Crowding at 70 elementary schools should trigger a switch from nine-month to year-round schedules in 2012-13 under the Clark County School District's rules.
But that's not going to happen.
The School Board unanimously decided Wednesday to follow Superintendent Dwight Jones' recommendation to ignore the trigger for another year.
The district, foreseeing a budget cut, converted its 75 year-round schools to nine-month calendars in 2011-12 to save $21 million annually. That equates to $280,000 saved per school, which would have been undone had board members followed policy.
The district's current situation isn't stable enough for big changes, which could be costly and short-lived because of "constant fluctuations," Jones said.
"It's hard to give answers because there are so many variables right now," he told board members.
The variables revolve around the poor economy, forcing many district families to drift between homes or move in with other families. Student population is shifting all over the Las Vegas Valley at historic rates, said Rick Baldwin, director of demographics and zoning for the district.
While many elementary schools are teaching more students than ever, about a quarter of Clark County's 357 schools, mostly middle schools and high schools, have empty desks this school year, about 18,700 seats in all. In addition to families in flux, Baldwin said, enrollment has been trending downward since 2008-09. Some families have left, and the number of Clark County births has declined since the peak of 30,600 newborns in 2007-08 to 26,900 last school year.
But the fact is a third of elementary schools are over capacity.
And there is a reason that district policy mandates a switch to year-round instruction once a school exceeds its capacity by at least 14 percent. It alleviates the pressure. Year-round calendars enable the typical 725-seat elementary school to teach 920 students because of rotating cycles, Baldwin said.
And some elementary schools now exceed their capacities by 50 percent or more.
What is the alternative?
Portable classrooms. The district already is using 1,639 of them on campuses, mostly elementary schools. That will have to do because money isn't available to build new facilities, board members agreed.
The addition of portables doesn't increase a school's official capacity. If taken into account, portables give all schools "ample seating" for a ratio of 22 students per teacher, said Baldwin.
But portables aren't counted for a reason. They don't expand other essentials, such as cafeteria space, bathrooms or parking, and that creates challenges with student supervision at lunch and recess.
For that reason, Jones vowed, support would be given in the way of more staff for student supervision at crowded schools.
Portables also will be inspected once a year, which has never been done before. Some portables have been around for 20 years, said Baldwin, adding that 48 portables have been condemned in the district's first-ever check.
"When do we say, 'Portables aren't good enough?' " said board member Chris Garvey, who expressed concerns about schools turning into "shantytowns."
A cap must be put in place, board President Carolyn Edwards said. At some point, a crowded school's fifth-graders could be moved into a nearby middle school with available classrooms.
But there is another alternative: rezoning to move students from the packed schools to empty schools.

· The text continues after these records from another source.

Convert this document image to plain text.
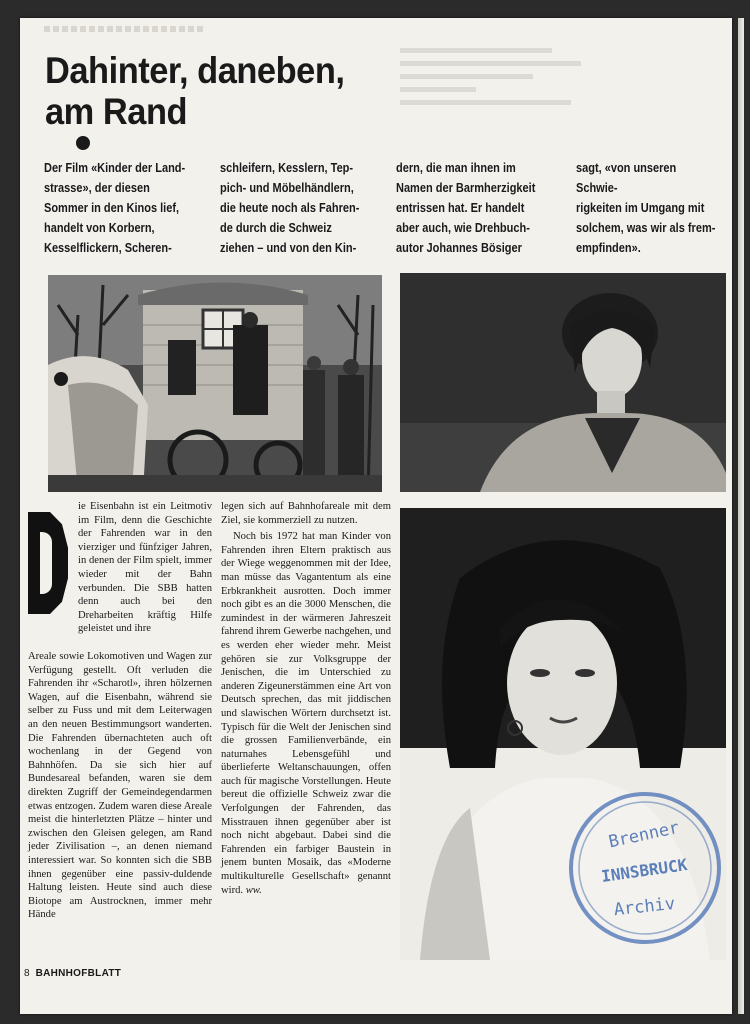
Dahinter, daneben, am Rand
Der Film «Kinder der Land-
strasse», der diesen
Sommer in den Kinos lief,
handelt von Korbern,
Kesselflickern, Scheren-
schleifern, Kesslern, Tep-
pich- und Möbelhändlern,
die heute noch als Fahren-
de durch die Schweiz
ziehen – und von den Kin-
dern, die man ihnen im
Namen der Barmherzigkeit
entrissen hat. Er handelt
aber auch, wie Drehbuch-
autor Johannes Bösiger
sagt, «von unseren Schwie-
rigkeiten im Umgang mit
solchem, was wir als frem-
empfinden».
ie Eisenbahn ist ein Leitmotiv im Film, denn die Geschichte der Fahrenden war in den vierziger und fünfziger Jahren, in denen der Film spielt, immer wieder mit der Bahn verbunden. Die SBB hatten denn auch bei den Dreharbeiten kräftig Hilfe geleistet und ihre
Areale sowie Lokomotiven und Wagen zur Verfügung gestellt. Oft verluden die Fahrenden ihr «Scharotl», ihren hölzernen Wagen, auf die Eisenbahn, während sie selber zu Fuss und mit dem Leiterwagen an den neuen Bestimmungsort wanderten. Die Fahrenden übernachteten auch oft wochenlang in der Gegend von Bahnhöfen. Da sie sich hier auf Bundesareal befanden, waren sie dem direkten Zugriff der Gemeindegendarmen etwas entzogen. Zudem waren diese Areale meist die hinterletzten Plätze – hinter und zwischen den Gleisen gelegen, am Rand jeder Zivilisation –, an denen niemand interessiert war. So konnten sich die SBB ihnen gegenüber eine passiv-duldende Haltung leisten. Heute sind auch diese Biotope am Austrocknen, immer mehr Hände

legen sich auf Bahnhofareale mit dem Ziel, sie kommerziell zu nutzen.

Noch bis 1972 hat man Kinder von Fahrenden ihren Eltern praktisch aus der Wiege weggenommen mit der Idee, man müsse das Vagantentum als eine Erbkrankheit ausrotten. Doch immer noch gibt es an die 3000 Menschen, die zumindest in der wärmeren Jahreszeit fahrend ihrem Gewerbe nachgehen, und es werden eher wieder mehr. Meist gehören sie zur Volksgruppe der Jenischen, die im Unterschied zu anderen Zigeunerstämmen eine Art von Deutsch sprechen, das mit jiddischen und slawischen Wörtern durchsetzt ist. Typisch für die Welt der Jenischen sind die grossen Familienverbände, ein naturnahes Lebensgefühl und überlieferte Weltanschauungen, offen auch für magische Vorstellungen. Heute bereut die offizielle Schweiz zwar die Verfolgungen der Fahrenden, das Misstrauen ihnen gegenüber aber ist noch nicht abgebaut. Dabei sind die Fahrenden ein farbiger Baustein in jenem bunten Mosaik, das «Moderne multikulturelle Gesellschaft» genannt wird. ww.

8 BAHNHOFBLATT
Brenner
INNSBRUCK
Archiv
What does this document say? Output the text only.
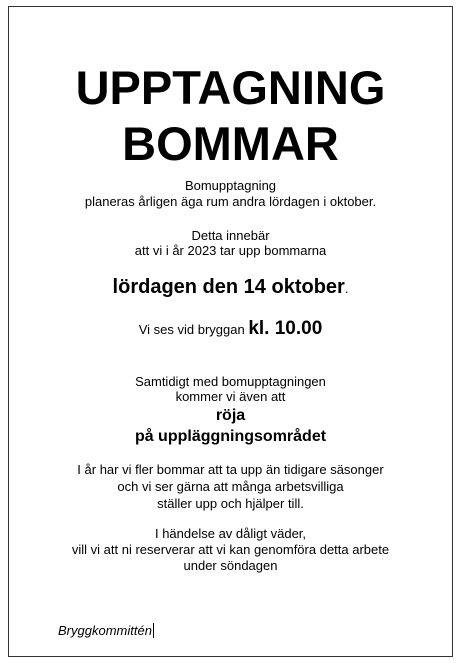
UPPTAGNING
BOMMAR
Bomupptagning
planeras årligen äga rum andra lördagen i oktober.
Detta innebär
att vi i år 2023 tar upp bommarna
lördagen den 14 oktober.
Vi ses vid bryggan kl. 10.00
Samtidigt med bomupptagningen
kommer vi även att
röja
på uppläggningsområdet
I år har vi fler bommar att ta upp än tidigare säsonger
och vi ser gärna att många arbetsvilliga
ställer upp och hjälper till.
I händelse av dåligt väder,
vill vi att ni reserverar att vi kan genomföra detta arbete
under söndagen
Bryggkommittén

Jones recommended against that.
"It's a tremendous undertaking to uproot students, especially at the high school level," he said.
Board member Deanna Wright contended it would be for the better. Some high schools have 3,000 students who can barely fit through the hallways during passing periods.
"It concerns me greatly," she said.
The rest of the board agreed and instructed that rezoning be planned to balance students between full and empty schools.